On the other hand, if we have no good, sound evidence then we must be tentative and cautious in our belief. As Hume rightly advises, we ought to proportion our belief to the evidence. And if evidence is scant and poor we would do well not to invest in it.
Finally, we must always beware of committing fallacious causal attributions, for knowing and pinpointing the causes of things is more difficult than we believe.

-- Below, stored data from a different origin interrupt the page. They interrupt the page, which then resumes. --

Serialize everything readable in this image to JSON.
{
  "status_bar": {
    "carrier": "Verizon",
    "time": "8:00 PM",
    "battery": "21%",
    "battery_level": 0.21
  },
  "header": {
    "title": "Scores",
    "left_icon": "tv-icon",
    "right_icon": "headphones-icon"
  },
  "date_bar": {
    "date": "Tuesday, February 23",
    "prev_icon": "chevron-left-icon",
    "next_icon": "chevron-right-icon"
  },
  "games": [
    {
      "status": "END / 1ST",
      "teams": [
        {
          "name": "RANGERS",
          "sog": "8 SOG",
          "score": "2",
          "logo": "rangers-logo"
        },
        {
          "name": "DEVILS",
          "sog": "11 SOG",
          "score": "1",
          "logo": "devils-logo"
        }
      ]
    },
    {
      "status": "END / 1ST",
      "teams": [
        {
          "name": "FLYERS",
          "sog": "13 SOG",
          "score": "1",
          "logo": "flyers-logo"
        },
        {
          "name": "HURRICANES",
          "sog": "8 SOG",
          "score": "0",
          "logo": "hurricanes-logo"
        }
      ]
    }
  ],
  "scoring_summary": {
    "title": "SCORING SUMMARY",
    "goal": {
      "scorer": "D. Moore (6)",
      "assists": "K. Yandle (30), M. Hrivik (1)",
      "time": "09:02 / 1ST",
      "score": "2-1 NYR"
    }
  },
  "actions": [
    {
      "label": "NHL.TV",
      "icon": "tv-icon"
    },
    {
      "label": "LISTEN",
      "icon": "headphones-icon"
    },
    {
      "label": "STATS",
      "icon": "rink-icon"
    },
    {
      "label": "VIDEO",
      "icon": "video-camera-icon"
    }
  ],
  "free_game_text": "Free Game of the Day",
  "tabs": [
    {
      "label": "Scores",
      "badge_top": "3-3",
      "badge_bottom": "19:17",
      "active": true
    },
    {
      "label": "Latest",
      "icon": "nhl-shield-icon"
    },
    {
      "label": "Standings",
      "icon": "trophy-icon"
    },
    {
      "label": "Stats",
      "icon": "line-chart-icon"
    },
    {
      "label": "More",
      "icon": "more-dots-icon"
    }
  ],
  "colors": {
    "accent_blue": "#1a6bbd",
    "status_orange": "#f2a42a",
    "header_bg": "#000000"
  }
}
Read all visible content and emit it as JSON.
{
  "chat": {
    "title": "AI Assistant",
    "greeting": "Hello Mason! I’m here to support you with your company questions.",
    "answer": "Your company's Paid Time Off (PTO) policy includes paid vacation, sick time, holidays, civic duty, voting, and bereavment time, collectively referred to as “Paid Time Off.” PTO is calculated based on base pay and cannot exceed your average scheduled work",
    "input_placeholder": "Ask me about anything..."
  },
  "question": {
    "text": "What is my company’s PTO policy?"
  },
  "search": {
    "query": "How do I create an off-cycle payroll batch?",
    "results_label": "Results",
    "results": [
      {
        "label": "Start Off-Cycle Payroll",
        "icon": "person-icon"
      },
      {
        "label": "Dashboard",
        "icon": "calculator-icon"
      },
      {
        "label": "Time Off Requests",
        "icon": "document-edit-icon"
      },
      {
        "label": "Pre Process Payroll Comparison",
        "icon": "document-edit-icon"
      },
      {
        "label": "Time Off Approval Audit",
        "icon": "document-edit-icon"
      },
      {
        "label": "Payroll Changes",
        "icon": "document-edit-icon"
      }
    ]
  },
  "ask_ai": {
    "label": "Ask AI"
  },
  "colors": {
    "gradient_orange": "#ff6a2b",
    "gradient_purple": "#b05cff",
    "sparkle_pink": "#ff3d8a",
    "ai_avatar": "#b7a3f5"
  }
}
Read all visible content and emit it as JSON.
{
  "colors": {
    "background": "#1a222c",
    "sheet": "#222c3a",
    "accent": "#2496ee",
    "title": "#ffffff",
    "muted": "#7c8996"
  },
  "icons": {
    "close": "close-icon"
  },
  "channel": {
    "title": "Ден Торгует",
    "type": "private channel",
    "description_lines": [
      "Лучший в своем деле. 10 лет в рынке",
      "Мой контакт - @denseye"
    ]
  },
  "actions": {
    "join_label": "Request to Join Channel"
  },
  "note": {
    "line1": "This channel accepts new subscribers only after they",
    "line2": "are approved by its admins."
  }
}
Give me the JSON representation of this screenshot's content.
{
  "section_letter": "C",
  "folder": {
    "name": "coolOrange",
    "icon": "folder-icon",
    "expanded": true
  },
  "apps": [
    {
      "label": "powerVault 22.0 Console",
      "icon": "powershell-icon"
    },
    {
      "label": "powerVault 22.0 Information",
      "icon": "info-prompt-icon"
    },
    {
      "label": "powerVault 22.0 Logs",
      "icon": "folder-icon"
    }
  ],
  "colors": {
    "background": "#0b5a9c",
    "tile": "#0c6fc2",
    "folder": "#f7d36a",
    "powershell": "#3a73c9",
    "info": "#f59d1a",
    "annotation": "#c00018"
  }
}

* Some may say that mom's argument had in fact been a modus ponens:
If I get better then it means the tea was effective.However, the conditional (the "if...then..." premiss) is not just questionable it's a fallacious premiss. It's a non causa pro causa, specifically an implicit post hoc ergo propter hoc argument. The premiss asserts that if we observe event B then it implies A was the cause. But this is something that remains to be proved. Given B we still need to rule out causes other than A that may have in fact caused B. Thus, even if the argument above is in fact deductive (and not inductive) and logically valid, it is still not a sound argument since one of its premisses is false. An argument that's logical does not imply that its conclusion is true. Only if the argument is sound--it is valid and all the premisses are known to be true--will the conclusion be necessarily true.
I got better.
Therefore, the tea was effective.
Stephen S. Carey. 1998. A Beginner's Guide to Scientific Method, 2nd ed. Belmont, CA: Wadsworth.
Scott O. Lilienfeld, Steven Jay Lynn, & Jeffrey M. Lohr, eds. 2003. Science and Pseudoscience in Clinical Psychology. New York: Guilford Press.
Theodore Schick, Jr. & Lewis Vaughn. 1999. How to Think About Weird Things: Critical Thinking for a New Age. Mountain View, CA: Mayfield.
Keith E. Stanovich. 2001. How to Think Straight about Psychology, 6th ed. Needham Heights, MA: Allyn and Bacon.